In February Air India put in for 470 aircraft. In March a combination of Saudia and Riyadh Air placed a large wide-bodied order. Last month Ryanair asked for 150 single-aisle planes.

That giant order book is likely to be swelled by an impending 500 single-aisle Airbus request from Indigo, India’s largest low-cost airline. 

This week Riyadh Air also indicated that it is close to placing an order for 150 single-aisle planes. 

Even before this year both major manufacturers, Airbus and Boeing, were in the fortunate position of having full books which will keep them employed well into 2030 and beyond.

At the end of 2022 Airbus had a backlog of 6,373 single-aisle and 619 wide-bodied aircraft to deliver.

Current production rates for Airbus single-aisle aircraft are 43 per month – giving the company 12 years of orders already placed.

Airbus hopes to increase production to 65 planes a month by 2024 but, even then, that’s eight years of guaranteed cash.

And that is before the Indigo order is placed and the resolution of a dispute with Qatar Airways means that another 73 A320s is to be added. 

As the table below shows, the five largest outstanding single-aisle aircraft orders for both Airbus and Boeing highlight the scale of the challenge for any new airline seeking to secure planes quickly and jump the queue. 

1Indigo – 482United Airlines – 408
2Air Asia – 362Southwest Airlines – 369
3Wizzair – 288Ryanair – 258
4Frontier – 218Lion Air – 229
5Air India – 210VietJet – 200
Source: Airbus & Boeing Order Books

All the airlines listed are in growth mode and are unlikely to contemplate delays to their planned delivery dates, especially as a percentage will be for fleet replacement purposes and improved carbon emission credentials.

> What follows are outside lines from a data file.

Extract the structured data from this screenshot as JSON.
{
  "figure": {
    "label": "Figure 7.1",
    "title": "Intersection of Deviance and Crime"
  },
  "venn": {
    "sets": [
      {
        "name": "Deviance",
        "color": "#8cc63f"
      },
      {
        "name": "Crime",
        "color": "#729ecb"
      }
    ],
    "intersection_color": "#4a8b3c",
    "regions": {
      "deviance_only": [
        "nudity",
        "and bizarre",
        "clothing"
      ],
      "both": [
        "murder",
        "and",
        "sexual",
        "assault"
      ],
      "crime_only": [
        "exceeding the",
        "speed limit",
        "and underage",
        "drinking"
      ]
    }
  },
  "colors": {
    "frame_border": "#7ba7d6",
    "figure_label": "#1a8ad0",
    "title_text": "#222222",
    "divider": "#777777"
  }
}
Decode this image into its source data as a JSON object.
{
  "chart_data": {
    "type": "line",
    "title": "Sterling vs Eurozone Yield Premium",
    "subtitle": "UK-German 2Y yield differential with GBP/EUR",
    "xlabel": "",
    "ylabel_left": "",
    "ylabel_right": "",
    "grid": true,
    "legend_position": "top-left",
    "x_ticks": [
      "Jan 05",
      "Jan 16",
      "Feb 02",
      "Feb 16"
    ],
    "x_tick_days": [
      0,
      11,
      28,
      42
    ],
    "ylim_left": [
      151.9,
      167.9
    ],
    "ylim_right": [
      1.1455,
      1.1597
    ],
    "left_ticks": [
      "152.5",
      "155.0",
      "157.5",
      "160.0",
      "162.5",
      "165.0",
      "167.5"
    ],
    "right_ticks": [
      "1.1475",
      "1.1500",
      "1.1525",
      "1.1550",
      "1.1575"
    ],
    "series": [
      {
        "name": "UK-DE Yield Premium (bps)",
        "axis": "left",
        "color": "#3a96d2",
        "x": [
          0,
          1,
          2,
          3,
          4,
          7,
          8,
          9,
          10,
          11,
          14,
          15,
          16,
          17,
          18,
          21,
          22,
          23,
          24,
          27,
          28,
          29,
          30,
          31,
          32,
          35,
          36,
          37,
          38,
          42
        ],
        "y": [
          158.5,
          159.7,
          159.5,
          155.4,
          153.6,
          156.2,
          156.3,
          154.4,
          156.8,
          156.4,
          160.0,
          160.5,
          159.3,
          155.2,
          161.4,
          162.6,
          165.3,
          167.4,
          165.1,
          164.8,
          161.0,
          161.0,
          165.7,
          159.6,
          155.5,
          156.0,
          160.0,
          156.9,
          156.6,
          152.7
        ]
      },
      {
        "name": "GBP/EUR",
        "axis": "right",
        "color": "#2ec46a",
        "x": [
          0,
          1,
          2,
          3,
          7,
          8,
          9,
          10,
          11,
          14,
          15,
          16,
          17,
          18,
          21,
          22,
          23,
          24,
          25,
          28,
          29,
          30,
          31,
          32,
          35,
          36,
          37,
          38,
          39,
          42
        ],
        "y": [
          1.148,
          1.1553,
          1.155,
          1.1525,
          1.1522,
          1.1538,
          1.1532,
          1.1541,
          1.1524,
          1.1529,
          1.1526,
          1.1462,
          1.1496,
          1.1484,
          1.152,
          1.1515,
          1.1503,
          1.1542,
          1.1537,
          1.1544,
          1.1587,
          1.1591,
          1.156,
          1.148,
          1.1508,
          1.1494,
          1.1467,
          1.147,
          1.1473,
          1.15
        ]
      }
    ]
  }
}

Those numbers already look daunting.

But once delays in aircraft deliveries are factored in – a common occurrence nowadays – then taking delivery of shiny new planes is likely to be problematic for any airline which has not already secured its place in the production queue.

All of which suggests that aligning aircraft orders with the growth ambitions of the Saudi airlines will be challenging, to say the least.

Available aircraft are not the only hurdle in reaching the ambitious targets for Vision 2030.

The whole aviation industry is suffering from shortages of qualified and experienced manpower.

A recent report by business consultancy Oliver Wyman forecast an industry-wide shortage of almost 80,000 pilots by 2032. This includes a shortfall of 18,000 across the Middle East – 22 percent of the total.

While the packages on offer in Saudi Arabia will be among the most attractive on the market, finding that labour will still be a constant challenge.

Riyadh Air claims it has already received expressions of interest from 336,000 potential employees including 48,000 pilots. Quite how well qualified those candidates may be is not clear.

Of course, not all of the aircraft required for Saudi Vision 2030 need to be delivered overnight. And any airline which accepts such volumes of planes needs to undertake careful planning. Deliveries must be phased over a number of years.

But the hard facts are that reaching 300 million passengers by 2030 seems increasingly difficult.

While both Airbus and Boeing would undoubtedly love to secure more large orders, the physical delivery of those aircraft on time – and to the needs of Vision 2030 – will be very, very hard.